The Challenge of Fearful Dogs: Maddy and Me
In my experience, dogs with fear issues often take the longest time to rehabilitate because it takes time to build their lost self-esteem. These dogs often have owners who mean well, but feed the fearful behavior by feeling sorry for them and comforting them. However, in nature, the weakest pup in the litter would be pushed away by its mother and probably not even survive to adulthood.
I believe that almost all of these dogs can become balanced, but it takes time, patience, and an open mind on the part of the owner to succeed.
I’m often asked, “How do you know when a dog has crossed the line from just enjoying a favorite toy or 'hobby' to obsessing over it?”

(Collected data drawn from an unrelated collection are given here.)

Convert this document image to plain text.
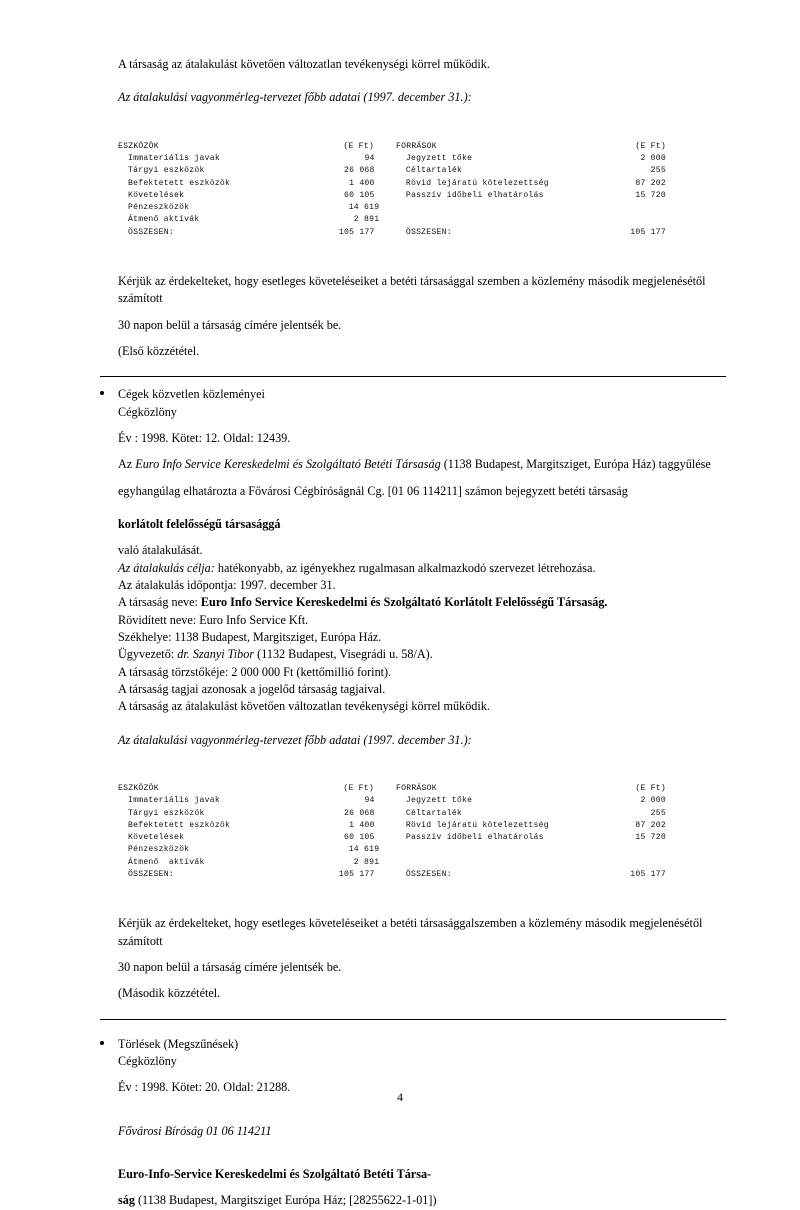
A társaság az átalakulást követően változatlan tevékenységi körrel működik.

Az átalakulási vagyonmérleg-tervezet főbb adatai (1997. december 31.):

ESZKÖZÖK	(E Ft)	FORRÁSOK	(E Ft)
Immateriális javak	94	Jegyzett tőke	2 000
Tárgyi eszközök	26 068	Céltartalék	255
Befektetett eszközök	1 400	Rövid lejáratú kötelezettség	87 202
Követelések	60 105	Passzív időbeli elhatárolás	15 720
Pénzeszközök	14 619
Átmenő aktívák	2 891
ÖSSZESEN:	105 177	ÖSSZESEN:	105 177

Kérjük az érdekelteket, hogy esetleges követeléseiket a betéti társasággal szemben a közlemény második megjelenésétől számított

30 napon belül a társaság címére jelentsék be.

(Első közzététel.

Cégek közvetlen közleményei

Cégközlöny

Év : 1998. Kötet: 12. Oldal: 12439.

Az Euro Info Service Kereskedelmi és Szolgáltató Betéti Társaság (1138 Budapest, Margitsziget, Európa Ház) taggyűlése

egyhangúlag elhatározta a Fővárosi Cégbíróságnál Cg. [01 06 114211] számon bejegyzett betéti társaság

korlátolt felelősségű társasággá

való átalakulását.

Az átalakulás célja: hatékonyabb, az igényekhez rugalmasan alkalmazkodó szervezet létrehozása.

Az átalakulás időpontja: 1997. december 31.

A társaság neve: Euro Info Service Kereskedelmi és Szolgáltató Korlátolt Felelősségű Társaság.

Rövidített neve: Euro Info Service Kft.

Székhelye: 1138 Budapest, Margitsziget, Európa Ház.

Ügyvezető: dr. Szanyi Tibor (1132 Budapest, Visegrádi u. 58/A).

A társaság törzstőkéje: 2 000 000 Ft (kettőmillió forint).

A társaság tagjai azonosak a jogelőd társaság tagjaival.

A társaság az átalakulást követően változatlan tevékenységi körrel működik.

Az átalakulási vagyonmérleg-tervezet főbb adatai (1997. december 31.):

ESZKÖZÖK	(E Ft)	FORRÁSOK	(E Ft)
Immateriális javak	94	Jegyzett tőke	2 000
Tárgyi eszközök	26 068	Céltartalék	255
Befektetett eszközök	1 400	Rövid lejáratú kötelezettség	87 202
Követelések	60 105	Passzív időbeli elhatárolás	15 720
Pénzeszközök	14 619
Átmenő  aktívák	2 891
ÖSSZESEN:	105 177	ÖSSZESEN:	105 177

Kérjük az érdekelteket, hogy esetleges követeléseiket a betéti társasággalszemben a közlemény második megjelenésétől számított

30 napon belül a társaság címére jelentsék be.

(Második közzététel.

Törlések (Megszűnések)

Cégközlöny

Év : 1998. Kötet: 20. Oldal: 21288.

Fővárosi Bíróság 01 06 114211

Euro-Info-Service Kereskedelmi és Szolgáltató Betéti Társa-

ság (1138 Budapest, Margitsziget Európa Ház; [28255622-1-01])

4
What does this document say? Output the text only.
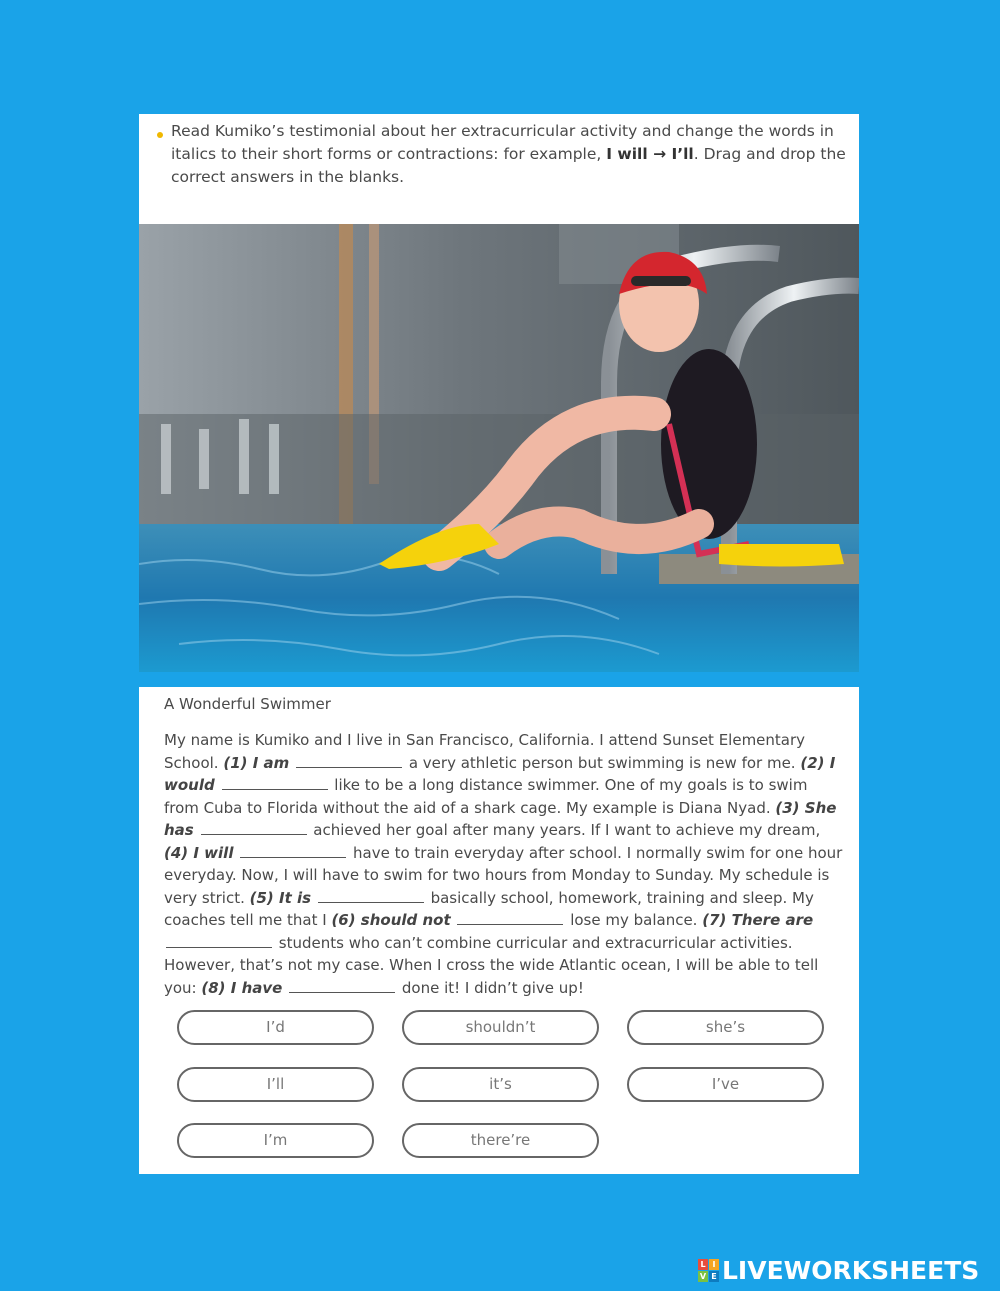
Read Kumiko’s testimonial about her extracurricular activity and change the words in italics to their short forms or contractions: for example, I will → I’ll. Drag and drop the correct answers in the blanks.
A Wonderful Swimmer
My name is Kumiko and I live in San Francisco, California. I attend Sunset Elementary School. (1) I am	a very athletic person but swimming is new for me. (2) I would	like to be a long distance swimmer. One of my goals is to swim from Cuba to Florida without the aid of a shark cage. My example is Diana Nyad. (3) She has	achieved her goal after many years. If I want to achieve my dream, (4) I will	have to train everyday after school. I normally swim for one hour everyday. Now, I will have to swim for two hours from Monday to Sunday. My schedule is very strict. (5) It is	basically school, homework, training and sleep. My coaches tell me that I (6) should not	lose my balance. (7) There are  students who can’t combine curricular and extracurricular activities. However, that’s not my case. When I cross the wide Atlantic ocean, I will be able to tell you: (8) I have	done it! I didn’t give up!
I’d	shouldn’t	she’s
I’ll	it’s	I’ve
I’m	there’re
L I
V E LIVEWORKSHEETS
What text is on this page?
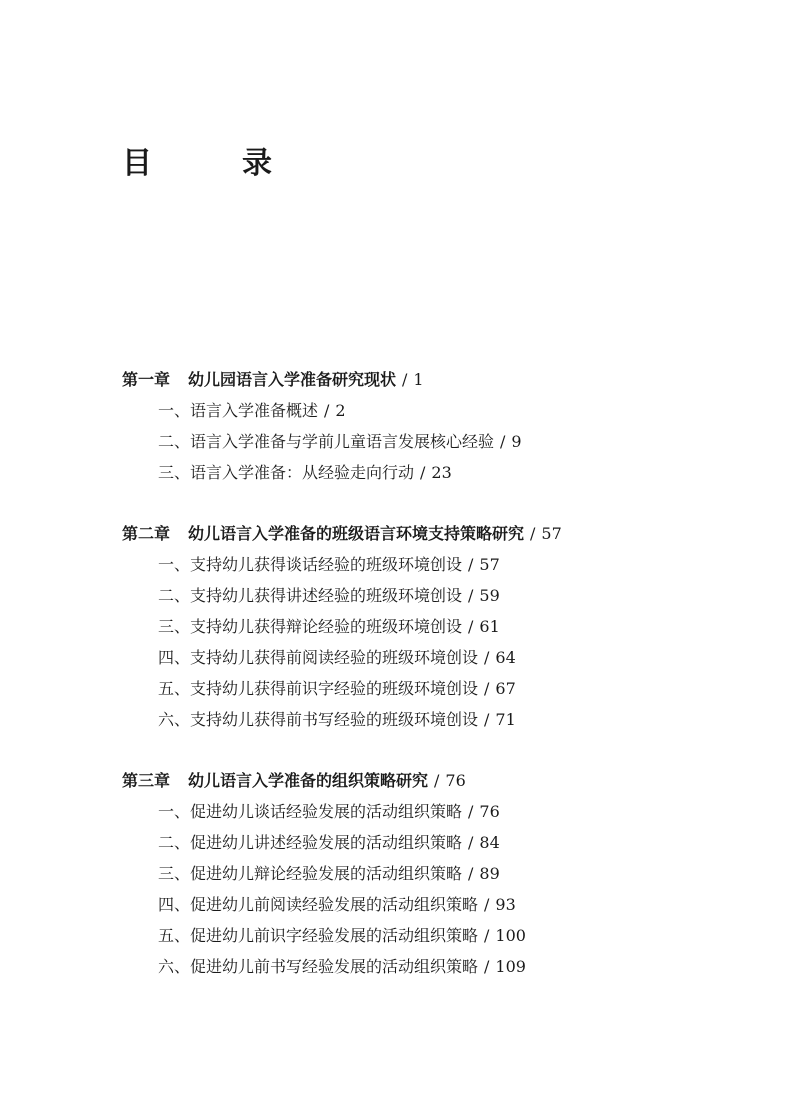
目　录
第一章 幼儿园语言入学准备研究现状 / 1
一、语言入学准备概述 / 2
二、语言入学准备与学前儿童语言发展核心经验 / 9
三、语言入学准备：从经验走向行动 / 23
第二章 幼儿语言入学准备的班级语言环境支持策略研究 / 57
一、支持幼儿获得谈话经验的班级环境创设 / 57
二、支持幼儿获得讲述经验的班级环境创设 / 59
三、支持幼儿获得辩论经验的班级环境创设 / 61
四、支持幼儿获得前阅读经验的班级环境创设 / 64
五、支持幼儿获得前识字经验的班级环境创设 / 67
六、支持幼儿获得前书写经验的班级环境创设 / 71
第三章 幼儿语言入学准备的组织策略研究 / 76
一、促进幼儿谈话经验发展的活动组织策略 / 76
二、促进幼儿讲述经验发展的活动组织策略 / 84
三、促进幼儿辩论经验发展的活动组织策略 / 89
四、促进幼儿前阅读经验发展的活动组织策略 / 93
五、促进幼儿前识字经验发展的活动组织策略 / 100
六、促进幼儿前书写经验发展的活动组织策略 / 109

The answer is very simple. An obsessive dog has no rules, boundaries, or limitations. If you give a dog a toy and, once playtime is done, the dog submits and lets you take it away until next time, that’s a normal, healthy dog. Or if you are able to play Frisbee in the park for fifteen minutes and your dog happily moves on to another activity when you’re done, then your dog is fine.
But when a dog won’t let go of something when you ask it to, does unnatural things like swallowing objects it would never eat in nature, or obsessively performing a behavior, such as twirling or jumping or licking, that is an obsessive dog.
The obsessive mind has no limits–and limits are among the things our dogs most need from us.
Facing a Fear of Dogs: The Jumping Minpins
Taz and Vicky, the jumping Minpins, were yet another example of two dogs teaming up to take control of the household. Owner Maria Brown was overwhelmed by their dominating behavior, which resulted in her reverting to a childhood fear of dogs.
This was a case where I forced her to reassert her position by doing what she was the most afraid of doing, “taking the bull by the horns.” Once she could actually see herself overcoming her fear of big dogs in the outside world, her self-confidence shot up and she could finally imagine herself as the pack leader for her two small, but out-of-control, Minpins.
I believe that facing our own fears is something we owe to our dogs. We are already giving them food and shelter, but what most contributes to their balance is a household that is stable and harmonious.